И в это воскресенье, глядя вниз, я думал о кости монстра, которую нашел вчера в сухом сланце и песке под утесом. Когда Три Мудреца увидели звезду на востоке, та кость была такой, какой я ее нашел. Она была там, когда родился Христос. Она была там, нетронутая и недвижная, до того, как был основан Рим, до того, как Троя умерла в туманах прошлого, до того, как история, какой мы ее знаем, началась. Она была там миллион лет назад, десять миллионов, пятьдесят, сто. И, думая об этом, я чувствовал, как становлюсь все меньше и меньше; мой эгоизм умирал, и я видел эти горы стертыми и находящимися под синевой огромного океана, и, поднимаясь из этого океана, я видел другие континенты, населенные другими людьми, движимые другими религиями, бьющиеся в пульсе других цивилизаций, давно умерших. Я слышал биение волн подо мной, где росла трава и цветы долины. И гудящая музыка той долины, казалось, превращалась в тихий шепот бесчисленных триллионов мужчин, женщин и маленьких детей, которые жили и умерли в тех других цивилизациях потерянных эпох; и этот причудливый шепот мертвых миров открыл мне великую истину — что Высший Арбитр вещей наблюдал за всеми этими триллионами так же, как он сейчас наблюдает за мной, что я был лишь жалко малой песчинкой в великой схеме вещей, что мой эгоизм был преступным, святотатственным, проклятием, наложенным на самого себя мною самим. И мягкий гудящий шепот также сказал мне, что придет время, когда моя собственная «цивилизация» будет стерта, чтобы смениться сотней, тысячей или миллионом других, каждая в свою очередь будет жить и умирать.

И именно тогда, в то воскресенье, драгоценное для меня, я задал себе старый, старый вопрос по-новому — «Что есть Бог?»

И глядя вниз в долину и вверх в небо, ко мне пришло понимание. Бог там, и там, и там. Он — Бесконечная Сила. Он — Жизнь. Жизнь началась бесконечности назад, и она будет продолжаться через другие бесконечности. Пока мы препираемся между собой с нашими маленькими религиями и нашими маленькими взглядами, пока мы проповедуем проклятие верований, которые не являются нашими, пока секты сражаются, чтобы обратить секты, которые не думают так, как они, пока наши узколобые умы путешествуют по своим узким путям — эта Бесконечная Сила наблюдает и ждет, как она наблюдала и ждала с самого начала, и как она будет наблюдать и ждать до самого конца. И я смотрел вниз в долину, зеленую, славную, наполненную солнечным светом и миром, и этот тихо спетый шепот, казалось, говорил: «Если это не Бог, то что есть Бог?» И тогда также, по-новому, в моем мозгу возникло нечто, что сказало мне: «А кто ты такой?»
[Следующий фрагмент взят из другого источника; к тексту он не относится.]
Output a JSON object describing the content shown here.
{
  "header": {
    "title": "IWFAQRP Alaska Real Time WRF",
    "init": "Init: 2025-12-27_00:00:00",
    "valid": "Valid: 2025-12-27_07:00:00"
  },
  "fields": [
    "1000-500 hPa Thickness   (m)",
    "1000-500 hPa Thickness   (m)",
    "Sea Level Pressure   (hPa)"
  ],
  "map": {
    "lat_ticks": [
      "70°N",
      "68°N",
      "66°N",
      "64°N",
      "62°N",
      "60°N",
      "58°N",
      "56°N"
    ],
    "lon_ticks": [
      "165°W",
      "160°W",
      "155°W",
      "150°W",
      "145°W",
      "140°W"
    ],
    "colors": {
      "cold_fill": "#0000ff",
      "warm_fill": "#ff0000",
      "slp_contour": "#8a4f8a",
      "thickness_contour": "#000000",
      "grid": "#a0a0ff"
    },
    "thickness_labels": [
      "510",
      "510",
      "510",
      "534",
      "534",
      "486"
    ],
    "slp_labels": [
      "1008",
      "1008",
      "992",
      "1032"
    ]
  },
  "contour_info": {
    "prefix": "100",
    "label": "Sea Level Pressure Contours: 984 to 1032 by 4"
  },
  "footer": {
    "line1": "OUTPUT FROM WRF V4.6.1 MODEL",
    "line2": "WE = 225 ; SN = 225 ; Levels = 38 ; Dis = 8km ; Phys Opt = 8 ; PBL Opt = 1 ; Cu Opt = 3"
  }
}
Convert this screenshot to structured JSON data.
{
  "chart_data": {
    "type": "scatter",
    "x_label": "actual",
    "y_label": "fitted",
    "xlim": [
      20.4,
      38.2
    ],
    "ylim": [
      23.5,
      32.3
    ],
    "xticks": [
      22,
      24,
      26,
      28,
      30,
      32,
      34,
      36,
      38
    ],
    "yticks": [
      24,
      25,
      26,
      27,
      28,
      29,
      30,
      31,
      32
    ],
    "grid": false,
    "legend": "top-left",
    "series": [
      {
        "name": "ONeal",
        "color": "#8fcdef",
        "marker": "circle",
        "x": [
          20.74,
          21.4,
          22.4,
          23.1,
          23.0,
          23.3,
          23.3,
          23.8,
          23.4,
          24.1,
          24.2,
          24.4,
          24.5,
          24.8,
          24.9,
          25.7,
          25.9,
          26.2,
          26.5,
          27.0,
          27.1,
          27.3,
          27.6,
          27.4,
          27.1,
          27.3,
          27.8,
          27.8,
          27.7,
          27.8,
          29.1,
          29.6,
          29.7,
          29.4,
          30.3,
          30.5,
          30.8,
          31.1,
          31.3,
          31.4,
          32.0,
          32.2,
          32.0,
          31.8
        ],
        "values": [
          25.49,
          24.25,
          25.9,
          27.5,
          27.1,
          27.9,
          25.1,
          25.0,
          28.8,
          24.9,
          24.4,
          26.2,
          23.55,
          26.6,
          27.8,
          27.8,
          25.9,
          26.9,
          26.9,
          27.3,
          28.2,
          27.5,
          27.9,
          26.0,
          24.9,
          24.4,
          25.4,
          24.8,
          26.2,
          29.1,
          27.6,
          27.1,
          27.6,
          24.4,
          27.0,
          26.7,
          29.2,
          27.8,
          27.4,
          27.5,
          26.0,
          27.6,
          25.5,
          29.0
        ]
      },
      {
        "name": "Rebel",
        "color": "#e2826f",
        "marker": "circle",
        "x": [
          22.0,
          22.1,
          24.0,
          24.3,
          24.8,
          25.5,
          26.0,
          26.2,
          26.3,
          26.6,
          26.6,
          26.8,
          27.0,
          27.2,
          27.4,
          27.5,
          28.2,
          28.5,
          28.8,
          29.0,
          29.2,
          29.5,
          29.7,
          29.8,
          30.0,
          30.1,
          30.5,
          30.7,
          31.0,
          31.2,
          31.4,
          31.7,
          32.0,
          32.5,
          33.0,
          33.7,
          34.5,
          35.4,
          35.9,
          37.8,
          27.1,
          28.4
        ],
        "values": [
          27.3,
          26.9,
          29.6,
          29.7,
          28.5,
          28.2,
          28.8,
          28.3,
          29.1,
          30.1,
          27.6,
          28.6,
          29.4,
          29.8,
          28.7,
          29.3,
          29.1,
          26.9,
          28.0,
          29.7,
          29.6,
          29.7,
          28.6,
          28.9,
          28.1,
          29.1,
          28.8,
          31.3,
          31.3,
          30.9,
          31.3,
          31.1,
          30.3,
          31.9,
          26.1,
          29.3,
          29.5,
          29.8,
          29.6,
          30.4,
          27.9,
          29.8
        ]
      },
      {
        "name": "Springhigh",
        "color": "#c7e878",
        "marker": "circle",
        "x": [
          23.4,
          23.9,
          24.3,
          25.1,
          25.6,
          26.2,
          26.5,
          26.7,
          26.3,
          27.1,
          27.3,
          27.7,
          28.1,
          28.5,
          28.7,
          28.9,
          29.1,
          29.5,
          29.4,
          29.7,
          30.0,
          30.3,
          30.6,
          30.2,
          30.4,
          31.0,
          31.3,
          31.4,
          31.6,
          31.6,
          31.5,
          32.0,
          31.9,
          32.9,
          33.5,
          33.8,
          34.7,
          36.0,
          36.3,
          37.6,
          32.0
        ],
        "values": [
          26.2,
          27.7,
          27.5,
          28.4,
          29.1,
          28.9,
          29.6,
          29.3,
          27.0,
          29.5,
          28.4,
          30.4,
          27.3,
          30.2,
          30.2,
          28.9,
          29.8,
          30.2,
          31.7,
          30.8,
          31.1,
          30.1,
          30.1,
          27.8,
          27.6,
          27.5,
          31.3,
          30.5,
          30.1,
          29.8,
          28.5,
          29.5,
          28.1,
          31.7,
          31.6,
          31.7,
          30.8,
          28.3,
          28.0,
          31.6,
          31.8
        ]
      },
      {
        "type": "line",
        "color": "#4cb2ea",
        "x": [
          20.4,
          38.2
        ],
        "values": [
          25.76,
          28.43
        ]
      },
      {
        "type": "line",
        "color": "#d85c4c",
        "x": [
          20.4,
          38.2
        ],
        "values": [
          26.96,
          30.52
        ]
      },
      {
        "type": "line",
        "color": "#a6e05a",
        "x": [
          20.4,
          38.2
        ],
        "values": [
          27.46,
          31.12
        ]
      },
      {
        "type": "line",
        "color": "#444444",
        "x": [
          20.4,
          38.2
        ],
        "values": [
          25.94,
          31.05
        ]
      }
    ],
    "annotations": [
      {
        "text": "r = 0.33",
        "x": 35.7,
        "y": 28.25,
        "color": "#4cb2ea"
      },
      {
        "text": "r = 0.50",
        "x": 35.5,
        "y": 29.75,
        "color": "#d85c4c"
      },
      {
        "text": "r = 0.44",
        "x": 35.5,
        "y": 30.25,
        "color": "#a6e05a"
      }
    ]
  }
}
Я поднялся выше в гору. Я чувствовал, что мое величие исчезло. По-доброму, что-то сказало мне, насколько я жалок. Я не был могущественным. Я был не более чем травинкой в конечном итоге вещей. Мой эгоизм в то славное воскресенье начал рушиться в моей душе. И затем, по воле случая, если хотите, наступила кульминация того дня.

Я подошел к отвесной стене скалы, которая поднималась на сотни футов надо мной. Вдоль нее шел узкий выступ, и я последовал по нему. Проход стал скалистым и трудным, и, перелезая через разбитую груду камней, я поскользнулся и упал. Я взял с собой легкое горное ружье, и, пытаясь восстановить равновесие, я размахнулся им с такой силой, что приклад ударился об острый край скалы и отломился. Но я спас себя от возможной смерти и был в настроении поздравить себя, а не проклинать свою удачу. Пятьдесят футов спустя я подошел к «карману» в утесе, где выступ расширился до такой степени, что в этом конкретном месте он был похож на плоский стол двадцать футов в квадрате. Здесь я сел, прислонившись спиной к отвесной стене, и начал осматривать свою сломанную винтовку.

Я положил ее рядом с собой, бесполезную. Прямо за моей спиной поднималась отвесная грань горы; передо мной, если бы я прыгнул с выступа, мое тело пролетело бы сквозь пустой воздух тысячу футов. В долине я видел ручей, похожий на ленту мерцающего серебра; в двух или трех милях было маленькое озеро; на другой горе я видел бурлящий каскад воды, прыгающий вниз с высот и теряющийся в бархатной зелени нижнего леса. В течение многих минут новые и странные мысли овладевали мной. Я не смотрел в свои охотничьи бинокли, ибо больше не искал дичь. Моя кровь была взволнована, но не желанием убивать.

И тут внезапно до моих ушей донесся звук, который, казалось, остановил биение моего сердца. Я не слышал его, пока он не оказался совсем близко — приближаясь вдоль узкого выступа.

Это был щелчок — щелчок — щелчок когтей, стучащих по камню!

Я не пошевелился. Я едва дышал. И из-за выступа, по которому я прошел, вышел медведь-монстр!

С быстротой молнии я узнал его. Это был Тор! И в то же мгновение великий зверь увидел меня.

За тридцать секунд я прожил целую жизнь, и за эти тридцать секунд то, что пронеслось в моем уме, было в тысячу раз быстрее, чем произнесенное слово. Великий страх сковал меня, и все же в этом страхе я видел все до мельчайших деталей. Массивная голова и плечи Тора были обращены ко мне. Я видел длинный голый шрам, где моя пуля проложила путь через его плечо; я видел другую рану на его передней лапе, все еще рваную и болезненную, где другая моя пуля с мягким наконечником разорвала плоть, как взрыв динамита. Гигантский гризли больше не был толстым и лоснящимся, каким я впервые увидел его десять дней назад. Все это время он боролся за свою жизнь; он был худее; его глаза были красными; его шерсть была тусклой и неопрятной от недостатка пищи и сил. Но на том расстоянии, менее чем в десяти футах от меня, он казался все еще могучим братом самих гор. Сидя глупо, ошеломленный до неподвижности камня в свой час гибели, я почувствовал непреодолимое убеждение в том, что произошло. Тор последовал за мной вдоль выступа, и в этот час мщения и триумфа именно я, а не великий зверь, собирался умереть.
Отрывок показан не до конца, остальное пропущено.